As it happens, the attorney general has a serious conflict of interest. His son-in-law heads a company that purveys the type of materials on systemic oppression, white supremacy, and intersectionality that have been at the heart of many of the clashes at school board meetings. McCarthy argues, however, that Garland’s failure to consider that conflict of interest is more an indicator of the rush to put the federal government’s imprimatur on the NSBA’s letter than the reason for the decision. (The keynote speaker at the NSBA’s 2019 convention was Communist professor Angela Davis, a former denizen of the FBI’s most wanted list.)

Rather, the issuance of the Garland memo derives, in McCarthy’s words, from the “Biden Justice Department’s embrace of progressive indoctrination.” And it constitutes a blatant attempt to intimidate and “chill” the free speech of outraged parents — the very thing that the First Amendment was designed to forestall. In that disregard for free and open debate, it is of a piece with the Obama administration’s use of the IRS to discriminate against conservative (and pro-Israel) groups in the granting of tax-exempt status.

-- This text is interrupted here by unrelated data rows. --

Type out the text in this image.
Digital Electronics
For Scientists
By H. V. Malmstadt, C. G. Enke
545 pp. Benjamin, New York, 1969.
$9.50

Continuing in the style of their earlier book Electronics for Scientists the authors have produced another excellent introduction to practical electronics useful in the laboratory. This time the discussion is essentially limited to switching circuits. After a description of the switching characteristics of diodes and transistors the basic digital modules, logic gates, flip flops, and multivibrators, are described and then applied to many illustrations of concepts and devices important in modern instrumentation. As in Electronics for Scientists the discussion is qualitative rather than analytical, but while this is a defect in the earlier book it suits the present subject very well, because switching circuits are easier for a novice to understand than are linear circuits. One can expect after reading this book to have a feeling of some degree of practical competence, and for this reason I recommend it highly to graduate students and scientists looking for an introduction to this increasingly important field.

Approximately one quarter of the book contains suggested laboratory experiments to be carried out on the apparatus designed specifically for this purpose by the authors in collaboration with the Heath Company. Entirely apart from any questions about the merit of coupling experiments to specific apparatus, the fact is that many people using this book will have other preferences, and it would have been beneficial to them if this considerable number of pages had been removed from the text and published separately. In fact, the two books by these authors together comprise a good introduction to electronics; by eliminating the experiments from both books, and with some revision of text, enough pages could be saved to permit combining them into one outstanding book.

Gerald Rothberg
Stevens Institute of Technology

FINALLY, the Justice Department’s heavy-handed entry into local schooling disputes is part of a disturbing larger pattern of increasing disregard for parental rights with regard to their children’s upbringing and education. In two early 20th-century cases, Meyer vs. Nebraska (the state may not ban foreign language instruction) and Pierce vs. Society of Sisters (the state may not ban parochial education), the Supreme Court established the principle that children are not “mere creatures of the state,” and parents have a large say in their education. But the Garland memo seeks to deter parents from the exercise of those rights by threatening them for protesting school curricula.

Similarly, in the Alta Fixsler case in England, the courts refused to give any weight to the religious views of her parents against terminating her life. “Who says she shares her parents’ religious view (or would if she could express herself)?” the court basically said. And thus her parents’ religious beliefs are of no moment.

Let me give just one example of how dangerous such reasoning is. An eight-day old Jewish male infant is also incapable of expressing affirmation of his parents’ religious beliefs or of consenting to the infliction of “bodily injury.” Will legislatures or courts now be free to decide that the best interests of the child mitigate against bris milah?

Just one example of how vigilant we must be with regard to all efforts to deny parental rights with respect to their children.